Saturday, November 19, 2011

The "Great Divide" is rapidly becoming a Grand Canyon

The following alarming demographic shifts from www.russelsage.org hold immense import for all US businesses and all Advertising and Marketing campaigns and strategies in future periods.  

Just one quite dramatic effect will be that as this trend accelerates, it will dramatically affect the willingness and desire to show one's wealth to all those who have nothing! 
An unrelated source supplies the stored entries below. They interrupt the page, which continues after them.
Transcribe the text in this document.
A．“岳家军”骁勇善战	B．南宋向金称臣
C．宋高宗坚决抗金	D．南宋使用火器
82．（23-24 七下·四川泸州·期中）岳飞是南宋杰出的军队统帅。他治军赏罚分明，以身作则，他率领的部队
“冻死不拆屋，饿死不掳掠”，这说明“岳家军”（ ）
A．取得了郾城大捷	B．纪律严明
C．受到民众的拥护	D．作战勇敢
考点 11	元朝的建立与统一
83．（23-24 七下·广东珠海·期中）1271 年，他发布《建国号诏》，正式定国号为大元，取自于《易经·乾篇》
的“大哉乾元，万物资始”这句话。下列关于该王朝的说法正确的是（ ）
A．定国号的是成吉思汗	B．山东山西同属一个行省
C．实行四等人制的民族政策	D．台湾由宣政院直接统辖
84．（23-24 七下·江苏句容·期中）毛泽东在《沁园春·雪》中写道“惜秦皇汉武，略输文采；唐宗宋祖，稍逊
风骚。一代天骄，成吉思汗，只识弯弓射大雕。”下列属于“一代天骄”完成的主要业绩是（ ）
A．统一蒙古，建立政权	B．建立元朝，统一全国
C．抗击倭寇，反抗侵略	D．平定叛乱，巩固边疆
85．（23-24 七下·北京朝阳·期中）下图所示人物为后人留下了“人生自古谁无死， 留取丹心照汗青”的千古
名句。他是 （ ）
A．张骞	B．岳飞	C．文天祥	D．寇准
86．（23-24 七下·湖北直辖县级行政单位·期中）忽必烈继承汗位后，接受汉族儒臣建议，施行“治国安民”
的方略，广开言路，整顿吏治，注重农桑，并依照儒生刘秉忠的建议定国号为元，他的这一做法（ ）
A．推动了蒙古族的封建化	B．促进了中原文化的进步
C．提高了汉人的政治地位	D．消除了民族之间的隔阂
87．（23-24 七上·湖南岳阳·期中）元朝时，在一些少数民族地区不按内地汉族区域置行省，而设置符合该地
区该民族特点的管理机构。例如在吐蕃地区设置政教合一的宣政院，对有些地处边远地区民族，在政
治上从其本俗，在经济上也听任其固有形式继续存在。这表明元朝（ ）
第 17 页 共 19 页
New U.S. 2010 Report: Residential Income Segregation in America

November 16, 2011
Sean F. Reardon and Kendra Bischoff of Stanford University have released a new U.S. 2010 report entitled "More Unequal and More Separate: Growth in the Residential Segregation of Families by Income, 1970-2009." Here's the abstract:
As overall income inequality grew in the last four decades, high- and low-income families have become increasingly less likely to live near one another. Mixed income neighborhoods have grown rarer, while affluent and poor neighborhoods have grown much more common. ,,,population . . .who live in the poorest and most affluent neighborhoods has more than doubled … while the share of families living in middle-income neighborhoods dropped from 65 percent to 44 percent. The residential isolation of the both poor and affluent families has grown over the last four decades, though affluent families have been generally more residentially isolated than poor families during this period.. . The increasing concentration of income and wealth (and therefore of resources such as schools, parks, and public services) in a small number of neighborhoods results in greater disadvantages for the remaining neighborhoods where low- and middle-income families live.
Writing in today's New York Times, Sabrina Tavernise says the report "raises, but does not answer, the question of whether increased economic inequality, and the resulting income segregation, impedes social mobility":
Much of the shift is the result of changing income structure in the United States. Part of the country’s middle class has slipped to the lower rungs of the income ladder as manufacturing and other middle-class jobs have dwindled,…Put simply, there are fewer people in the middle.
But the shift is more than just changes in income. The study also found that there is more residential sorting by income, with the rich flocking together in new exurbs and gentrifying pockets where lower- and middle-income families cannot afford to live.